Gagasan seputar kerja sama Selatan-Selatan pada pergantian abad pada dasarnya tidak konfrontatif.
Sebaliknya, penilaiannya adalah bahwa praktik tidak adil yang tertanam dalam institusi global yang dipimpin Barat seputar masalah seperti subsidi, aturan perdagangan, keuangan, dan transfer teknologi menghambat kemampuan Global Selatan untuk berkembang.
Ketika Goldman Sachs mengidentifikasi BRICs di awal tahun 2000-an, itu terutama dilihat melalui lensa menyelamatkan Barat yang goyah secara finansial dan industri yang lesu.
Bank investasi menetapkan pengelompokan tersebut untuk menjadi “mesin pertumbuhan permintaan baru dan daya beli” utama, yang dapat “mengimbangi dampak populasi yang beruban dan pertumbuhan yang lebih lambat di ekonomi industri maju.”
Jadi menurut Prashad, sementara ada hubungan parsial antara “Semangat Bandung” dan BRICS, yang terakhir adalah proyek yang menghindari pengejaran perubahan sistemik.
“Pertumbuhan ekonomi di negara-negara ini telah mengorbankan pekerja biasa dan lingkungan, dan para elit BRICS tidak berusaha untuk menjungkirbalikkan sistem pemerintahan global yang ada, tetapi hanya untuk bergabung dengannya,” klaim Prashad.
Mencari suatu tujuan?
Selain berkurangnya perdagangan intra-blok seperti yang ditunjukkan O’Neill, ada juga perbedaan serius mengenai masalah geopolitik yang sensitif dalam beberapa tahun terakhir, dari aneksasi Rusia atas Krimea, permusuhan Bolsonaro terhadap Beijing, hingga meningkatnya pertikaian perbatasan antara China dan India.
Dan terlepas dari upaya kolaboratif yang telah dimasukkan ke dalam pembentukan mekanisme multilateral seperti New Development Bank (NBD) dan Contingent Reserve Agreement (CRA), blok tersebut telah “menolak mengambil langkah-langkah pragmatis dalam kerjasama kebijakan menuju tujuan bersama untuk tidak hanya memajukan hubungan perdagangan tetapi juga mengatasi tantangan umum dalam tata kelola global,” jelas O’Neill.

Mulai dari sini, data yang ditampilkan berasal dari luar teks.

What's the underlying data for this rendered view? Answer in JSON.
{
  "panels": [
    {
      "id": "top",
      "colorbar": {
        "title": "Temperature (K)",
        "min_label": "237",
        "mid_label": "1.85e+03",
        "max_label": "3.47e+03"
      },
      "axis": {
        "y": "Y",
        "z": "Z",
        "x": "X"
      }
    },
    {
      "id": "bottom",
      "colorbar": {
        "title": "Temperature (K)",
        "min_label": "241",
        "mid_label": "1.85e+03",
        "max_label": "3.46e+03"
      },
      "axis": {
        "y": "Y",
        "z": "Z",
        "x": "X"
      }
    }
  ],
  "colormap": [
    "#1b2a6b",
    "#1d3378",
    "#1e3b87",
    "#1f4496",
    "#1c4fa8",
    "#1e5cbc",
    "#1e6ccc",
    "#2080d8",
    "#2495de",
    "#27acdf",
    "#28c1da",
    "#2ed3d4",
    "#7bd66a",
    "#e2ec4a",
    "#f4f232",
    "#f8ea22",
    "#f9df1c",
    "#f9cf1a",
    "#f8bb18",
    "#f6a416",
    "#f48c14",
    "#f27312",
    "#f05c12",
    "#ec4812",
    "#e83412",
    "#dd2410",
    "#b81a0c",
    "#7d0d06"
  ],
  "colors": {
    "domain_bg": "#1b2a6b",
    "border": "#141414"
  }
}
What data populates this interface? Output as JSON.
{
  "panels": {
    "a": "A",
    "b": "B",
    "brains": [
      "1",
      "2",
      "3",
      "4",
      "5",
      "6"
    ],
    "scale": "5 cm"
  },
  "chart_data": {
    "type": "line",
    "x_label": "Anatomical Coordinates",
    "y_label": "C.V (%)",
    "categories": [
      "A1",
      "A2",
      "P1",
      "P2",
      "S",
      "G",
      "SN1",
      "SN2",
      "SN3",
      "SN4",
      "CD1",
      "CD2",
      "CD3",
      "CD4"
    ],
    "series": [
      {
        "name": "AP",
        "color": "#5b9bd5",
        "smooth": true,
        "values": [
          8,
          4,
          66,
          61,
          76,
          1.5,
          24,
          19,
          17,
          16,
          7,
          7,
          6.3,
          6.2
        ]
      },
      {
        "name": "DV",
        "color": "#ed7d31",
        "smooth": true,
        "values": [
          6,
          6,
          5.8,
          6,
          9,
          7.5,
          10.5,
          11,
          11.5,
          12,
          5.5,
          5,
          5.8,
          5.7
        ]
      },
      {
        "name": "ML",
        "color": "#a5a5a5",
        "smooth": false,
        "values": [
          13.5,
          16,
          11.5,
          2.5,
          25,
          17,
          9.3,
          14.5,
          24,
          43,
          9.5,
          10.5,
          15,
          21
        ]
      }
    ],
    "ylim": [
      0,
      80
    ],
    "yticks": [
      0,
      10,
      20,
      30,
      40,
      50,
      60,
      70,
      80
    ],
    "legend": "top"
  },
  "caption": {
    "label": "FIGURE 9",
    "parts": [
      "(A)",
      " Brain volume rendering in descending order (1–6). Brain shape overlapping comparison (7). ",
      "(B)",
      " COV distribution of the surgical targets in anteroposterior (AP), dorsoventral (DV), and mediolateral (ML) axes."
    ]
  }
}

Namun demikian, Joshi membela BRICS sebagai klub informal untuk mengelola ketegangan di antara para anggotanya dan mempromosikan kerja sama melalui apa yang dia sebut sebagai “multilateralisme fleksibel” sesuai dengan apa yang diperdebatkan oleh akademisi Andrew Cooper dan Asif Farooq.
“BRICS bukanlah institusi atau aliansi formal. Ini lebih merupakan fenomena dinamis yang terus berkembang sesuai dengan strategi dan inisiatif masing-masing anggota,” jelasnya.
Joshi lebih lanjut mencatat bagaimana selama pandemi, China dan India sama-sama berada di garis depan pengembangan vaksin dan alat pelindung diri di Brasil dan Afrika Selatan.
Pada KTT tahunan ke-13 BRICS September ini, Bolsonaro menyoroti pentingnya keterlibatan China dan India dalam program imunisasi nasionalnya.
Mengakses lintasan BRICS sebagai inisiatif heterogen daripada aliansi perdagangan murni seperti yang dilakukan O’Neill, kemudian mencapai inti dari apa yang ingin dicapai oleh kuintet tersebut.
Baik Joshi maupun Sebastian percaya bahwa bergerak maju seiring terkikisnya hegemoni AS, blok tersebut perlu menghindari perbedaan politik untuk menjadi lebih bersatu sehingga dapat mengerahkan peran aktif dalam memajukan agenda pembangunan global.